Выбрать главу

По окончании ритуала крещения Малиналли подошла к брату Агилару и спросила его, что значит слово «Марина» — то новое имя, которым ее только что нарекли. Священник ответил, что Марина — та, которая вышла из моря.

— И это все? — разочарованно спросила Малиналли.

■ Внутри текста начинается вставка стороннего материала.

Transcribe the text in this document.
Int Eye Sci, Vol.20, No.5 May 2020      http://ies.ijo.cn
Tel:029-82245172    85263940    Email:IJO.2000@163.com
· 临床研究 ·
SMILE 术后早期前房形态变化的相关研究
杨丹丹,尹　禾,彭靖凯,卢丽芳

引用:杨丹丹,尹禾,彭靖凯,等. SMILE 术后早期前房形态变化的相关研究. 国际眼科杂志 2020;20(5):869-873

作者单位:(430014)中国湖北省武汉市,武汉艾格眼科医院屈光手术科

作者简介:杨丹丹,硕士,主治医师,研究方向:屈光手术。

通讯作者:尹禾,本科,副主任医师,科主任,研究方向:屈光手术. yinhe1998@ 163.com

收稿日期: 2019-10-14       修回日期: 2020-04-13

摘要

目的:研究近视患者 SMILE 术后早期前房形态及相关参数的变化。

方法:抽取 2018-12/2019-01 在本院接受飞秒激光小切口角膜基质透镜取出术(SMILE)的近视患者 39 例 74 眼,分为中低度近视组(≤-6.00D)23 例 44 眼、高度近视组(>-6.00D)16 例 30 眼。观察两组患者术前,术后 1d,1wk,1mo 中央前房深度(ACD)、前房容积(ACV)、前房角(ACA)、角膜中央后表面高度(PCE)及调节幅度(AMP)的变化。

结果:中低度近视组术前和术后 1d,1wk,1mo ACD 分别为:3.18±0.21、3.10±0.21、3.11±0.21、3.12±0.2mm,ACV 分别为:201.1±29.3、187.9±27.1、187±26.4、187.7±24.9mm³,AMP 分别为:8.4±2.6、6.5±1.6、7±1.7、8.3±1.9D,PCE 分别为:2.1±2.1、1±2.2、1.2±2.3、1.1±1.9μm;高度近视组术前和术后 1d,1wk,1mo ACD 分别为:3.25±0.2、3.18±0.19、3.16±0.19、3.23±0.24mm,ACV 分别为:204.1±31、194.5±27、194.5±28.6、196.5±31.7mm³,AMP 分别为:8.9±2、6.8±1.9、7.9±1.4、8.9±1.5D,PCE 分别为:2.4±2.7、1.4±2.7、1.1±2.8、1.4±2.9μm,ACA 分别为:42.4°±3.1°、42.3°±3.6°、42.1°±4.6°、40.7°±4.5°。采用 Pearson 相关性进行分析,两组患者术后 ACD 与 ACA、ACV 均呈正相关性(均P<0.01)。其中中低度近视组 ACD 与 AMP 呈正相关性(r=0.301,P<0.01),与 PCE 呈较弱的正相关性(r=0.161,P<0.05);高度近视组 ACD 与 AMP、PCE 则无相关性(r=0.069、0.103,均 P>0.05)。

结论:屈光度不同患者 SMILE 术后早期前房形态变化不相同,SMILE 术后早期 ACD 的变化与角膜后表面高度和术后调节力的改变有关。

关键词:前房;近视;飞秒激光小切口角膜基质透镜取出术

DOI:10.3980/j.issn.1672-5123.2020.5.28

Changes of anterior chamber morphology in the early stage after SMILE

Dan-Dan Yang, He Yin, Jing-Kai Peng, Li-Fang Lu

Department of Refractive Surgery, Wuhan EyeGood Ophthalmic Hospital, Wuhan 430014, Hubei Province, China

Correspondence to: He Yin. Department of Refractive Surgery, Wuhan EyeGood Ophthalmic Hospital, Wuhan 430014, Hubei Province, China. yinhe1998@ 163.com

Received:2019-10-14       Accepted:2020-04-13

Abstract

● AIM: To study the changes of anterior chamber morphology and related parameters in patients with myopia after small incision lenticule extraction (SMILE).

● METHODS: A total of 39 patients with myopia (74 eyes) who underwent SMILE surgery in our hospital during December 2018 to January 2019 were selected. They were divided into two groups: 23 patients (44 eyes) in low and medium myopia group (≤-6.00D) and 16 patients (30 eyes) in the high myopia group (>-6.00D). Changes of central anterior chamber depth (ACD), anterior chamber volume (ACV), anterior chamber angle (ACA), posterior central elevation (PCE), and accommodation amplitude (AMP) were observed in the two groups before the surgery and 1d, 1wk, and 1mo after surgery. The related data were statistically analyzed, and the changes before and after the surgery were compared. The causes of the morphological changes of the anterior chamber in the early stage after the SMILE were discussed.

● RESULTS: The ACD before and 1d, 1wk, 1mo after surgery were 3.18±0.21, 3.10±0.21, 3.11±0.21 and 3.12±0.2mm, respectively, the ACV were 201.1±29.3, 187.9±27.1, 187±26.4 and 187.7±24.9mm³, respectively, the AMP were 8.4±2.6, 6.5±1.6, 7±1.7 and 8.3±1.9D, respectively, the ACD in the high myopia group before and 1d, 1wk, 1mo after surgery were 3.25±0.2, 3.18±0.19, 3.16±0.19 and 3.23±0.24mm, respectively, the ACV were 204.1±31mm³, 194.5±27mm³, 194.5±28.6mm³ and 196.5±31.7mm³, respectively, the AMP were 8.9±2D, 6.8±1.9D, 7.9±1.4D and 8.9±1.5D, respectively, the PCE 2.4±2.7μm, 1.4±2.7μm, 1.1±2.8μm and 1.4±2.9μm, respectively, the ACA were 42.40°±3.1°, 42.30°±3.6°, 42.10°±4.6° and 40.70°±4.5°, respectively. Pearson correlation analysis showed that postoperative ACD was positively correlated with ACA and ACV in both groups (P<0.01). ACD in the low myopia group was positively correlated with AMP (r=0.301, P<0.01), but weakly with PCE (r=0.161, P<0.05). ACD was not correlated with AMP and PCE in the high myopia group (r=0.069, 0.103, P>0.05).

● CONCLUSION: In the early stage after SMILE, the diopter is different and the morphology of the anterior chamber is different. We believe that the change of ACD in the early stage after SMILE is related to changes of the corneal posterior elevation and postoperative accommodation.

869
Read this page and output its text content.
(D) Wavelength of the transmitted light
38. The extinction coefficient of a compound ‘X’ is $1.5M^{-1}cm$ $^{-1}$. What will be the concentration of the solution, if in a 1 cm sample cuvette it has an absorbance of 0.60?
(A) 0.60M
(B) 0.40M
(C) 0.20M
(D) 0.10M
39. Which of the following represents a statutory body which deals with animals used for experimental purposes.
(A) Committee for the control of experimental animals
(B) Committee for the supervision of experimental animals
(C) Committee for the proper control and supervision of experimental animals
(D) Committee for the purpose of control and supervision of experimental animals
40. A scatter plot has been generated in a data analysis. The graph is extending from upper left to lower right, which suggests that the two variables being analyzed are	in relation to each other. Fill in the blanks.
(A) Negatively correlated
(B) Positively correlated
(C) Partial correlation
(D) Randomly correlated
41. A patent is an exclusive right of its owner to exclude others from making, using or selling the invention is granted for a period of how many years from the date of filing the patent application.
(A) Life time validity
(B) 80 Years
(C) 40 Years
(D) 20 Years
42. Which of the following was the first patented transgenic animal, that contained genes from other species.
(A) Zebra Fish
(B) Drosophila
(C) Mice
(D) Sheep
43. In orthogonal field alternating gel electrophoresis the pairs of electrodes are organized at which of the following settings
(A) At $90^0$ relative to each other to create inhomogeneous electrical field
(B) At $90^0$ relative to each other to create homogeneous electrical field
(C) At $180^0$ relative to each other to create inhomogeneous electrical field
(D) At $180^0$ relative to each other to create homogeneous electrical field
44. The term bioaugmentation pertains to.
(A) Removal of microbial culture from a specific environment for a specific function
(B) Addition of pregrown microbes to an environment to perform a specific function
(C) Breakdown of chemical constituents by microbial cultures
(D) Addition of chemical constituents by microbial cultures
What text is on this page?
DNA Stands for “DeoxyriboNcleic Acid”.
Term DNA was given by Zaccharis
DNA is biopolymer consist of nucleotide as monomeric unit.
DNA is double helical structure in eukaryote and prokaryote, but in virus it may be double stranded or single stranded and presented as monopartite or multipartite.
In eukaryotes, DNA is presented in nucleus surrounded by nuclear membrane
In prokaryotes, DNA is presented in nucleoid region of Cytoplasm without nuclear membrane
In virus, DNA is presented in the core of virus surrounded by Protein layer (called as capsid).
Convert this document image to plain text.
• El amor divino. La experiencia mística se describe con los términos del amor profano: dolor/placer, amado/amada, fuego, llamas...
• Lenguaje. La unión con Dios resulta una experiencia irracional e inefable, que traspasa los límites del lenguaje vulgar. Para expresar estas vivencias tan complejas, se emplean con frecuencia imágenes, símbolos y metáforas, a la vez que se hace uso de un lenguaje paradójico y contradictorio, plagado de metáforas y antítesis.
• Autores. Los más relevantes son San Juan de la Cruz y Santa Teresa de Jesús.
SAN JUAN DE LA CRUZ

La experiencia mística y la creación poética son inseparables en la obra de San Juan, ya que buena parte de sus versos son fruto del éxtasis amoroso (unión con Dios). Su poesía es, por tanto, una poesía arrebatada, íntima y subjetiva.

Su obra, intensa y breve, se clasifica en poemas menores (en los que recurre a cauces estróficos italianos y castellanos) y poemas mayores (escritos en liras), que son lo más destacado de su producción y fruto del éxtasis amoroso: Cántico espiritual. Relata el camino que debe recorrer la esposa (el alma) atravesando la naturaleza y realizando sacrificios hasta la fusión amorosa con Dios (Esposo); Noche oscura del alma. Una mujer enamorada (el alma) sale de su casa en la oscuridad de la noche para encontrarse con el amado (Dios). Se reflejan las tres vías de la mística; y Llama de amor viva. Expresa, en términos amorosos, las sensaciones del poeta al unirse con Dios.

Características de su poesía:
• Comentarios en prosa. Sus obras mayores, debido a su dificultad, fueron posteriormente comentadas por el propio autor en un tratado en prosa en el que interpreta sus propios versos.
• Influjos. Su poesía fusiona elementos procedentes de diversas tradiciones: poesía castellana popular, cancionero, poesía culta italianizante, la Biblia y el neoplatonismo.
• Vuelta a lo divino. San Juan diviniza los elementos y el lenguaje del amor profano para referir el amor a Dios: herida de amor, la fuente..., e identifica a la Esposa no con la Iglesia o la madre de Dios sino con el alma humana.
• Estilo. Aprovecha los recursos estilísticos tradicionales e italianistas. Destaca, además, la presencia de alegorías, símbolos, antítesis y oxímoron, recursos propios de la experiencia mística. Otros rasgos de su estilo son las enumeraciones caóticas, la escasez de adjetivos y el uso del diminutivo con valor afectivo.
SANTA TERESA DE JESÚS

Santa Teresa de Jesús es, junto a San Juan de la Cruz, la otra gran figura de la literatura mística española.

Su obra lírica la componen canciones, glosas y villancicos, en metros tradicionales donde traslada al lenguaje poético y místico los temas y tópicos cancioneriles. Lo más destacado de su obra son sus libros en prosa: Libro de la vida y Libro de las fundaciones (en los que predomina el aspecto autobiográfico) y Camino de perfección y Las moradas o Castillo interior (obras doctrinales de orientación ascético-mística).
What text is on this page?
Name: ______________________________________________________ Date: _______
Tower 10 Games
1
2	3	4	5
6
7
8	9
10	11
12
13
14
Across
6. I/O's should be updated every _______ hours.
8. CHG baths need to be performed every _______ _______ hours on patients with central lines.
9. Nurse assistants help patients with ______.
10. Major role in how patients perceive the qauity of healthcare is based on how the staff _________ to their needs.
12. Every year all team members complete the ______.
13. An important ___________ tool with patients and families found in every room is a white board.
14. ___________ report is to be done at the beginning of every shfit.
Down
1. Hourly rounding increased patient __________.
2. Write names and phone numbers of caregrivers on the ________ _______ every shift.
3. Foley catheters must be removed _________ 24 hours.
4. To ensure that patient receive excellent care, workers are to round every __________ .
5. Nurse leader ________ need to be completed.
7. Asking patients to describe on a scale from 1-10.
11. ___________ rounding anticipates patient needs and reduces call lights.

Брат Агилар подтвердил свои слова.

Малиналли отказывалась в это верить. Она-то ожидала, что имя, которое дадут ей посланники великого Кетцалькоатля, будет значить нечто большее. Как-никак это имя дали ей не простые смертные, которые едва представляют, насколько все в мире связано между собой и какое значение имеют произнесенные слова и называющие людей и предметы имена; они люди мудрые и посвящены в высшие таинства. Так ей хотелось верить. Нет, не может быть, ее имя наверняка означает что-то важное. Она вновь и вновь обращалась к святому отцу с этим вопросом, но единственное, что он сообщил ей в дополнение к сказанному, это то, что имя Марина было выбрано потому, что звучало чуть-чуть похоже на Малиналли. Малиналли не на шутку расстроилась. Но, вспомнив, что впадать в уныние в такой важный день было бы непростительной дерзостью по отношению к богам, она решила исправить допущенную испанцами ошибку и стала сама придумывать, что могло бы означать ее новое имя. Она рассуждала так: если ее старое, ацтекское имя в одном из толкований означает грубую ткань, сотканную из переплетенных между собой волокон травы, а любой траве, как и всем другим растениям, чтобы вырасти, требуется вода, то и ее новое имя, которое связано с морем, означает не что иное, как круговорот вечной жизни, ибо вода — это и есть вечность, которая в нескончаемом круговороте питает то, что когда-то было ею, — ту самую траву, из которой затем прядут нити и изготавливают ткань. Да, именно это и означает ее новое имя!

Малиналли попыталась с должным почтением произнести это важное слово, но у нее это едва получилось. Звук «р», приходившийся на середину ее нового имени, как будто застревал у нее во рту, соскальзывал с кончика языка чуть раньше, чем она успевала выговорить его. Единственное, чего она добилась после множества попыток, было нечто похожее на слово «Малина». Конечно, она расстроилась. У нее всегда вызывало восхищение то, как люди умудряются издавать такое количество самых разнообразных звуков. Она считала себя очень хорошей подражательницей, с детства любила в шутку передразнивать других людей, и вот теперь никак не могла выговорить злосчастную букву. Это «р» никак не давалось ей.

Она вновь и вновь просила священника произнести ее новое имя. При этом она не отрываясь смотрела на губы Агилара, который терпеливо раз за разом повторял слово «Марина». Малиналли вскоре поняла, что ей нужно всего-навсего поднести кончик языка к передней части нёба, почти к верхним зубам. Кажется, в этом не было особой трудности, но на деле язык Малиналли отказывался повиноваться ей и словно застревал в привычном изгибе в другой точке рта. Кроме того, он отказывался двигаться так быстро, как нужно. Нет, сдаваться она и не помышляла; просто ей пришлось взять себя в руки и признать, что потребуется время и упорство, чтобы научиться выговаривать свое новое имя. Тренировать язык и губы, чтобы правильно передавать звуки, ей было не впервой. Ей еще и года не исполнилось, когда она впервые ощутила, как забавно говорить на каком-то своем, ей одной ведомом языке. Она с удовольствием гукала, пыхтела, что-то бормотала, издавала невоспроизводимые звуки и с неменьшей охотой подражала всему, что успевал вычленить из множества окружающих звуков ее детский слух. Она прислушивалась к пению и щебету птиц, пыталась понять, о чем лают и воют собаки. Когда ночь словно накрывала черной тканью мир вокруг, погружая его почти в полную тишину, малышка, затаив дыхание, прислушивалась к едва различимым звукам, доносившимся из далеких джунглей. Она без устали могла играть сама с собой в игру под названием «угадай, что за зверь рычит, кричит и воет там в лесу». Наутро она пыталась как можно точнее изобразить те звуки, издаваемые животными, которые ей удалось услышать накануне ночью. Вплоть до появления на ее родине и в ее жизни пришельцев, называвших себя испанцами, у нее это хорошо получалось. Но изучить новый язык, на котором говорили появившиеся из-за моря чужестранцы, оказалось труднее, чем она предполагала. Впрочем, это ее не пугало. Наоборот, она взялась за дело с решимостью и к тому дню, когда было решено окрестить ее, уже многое знала.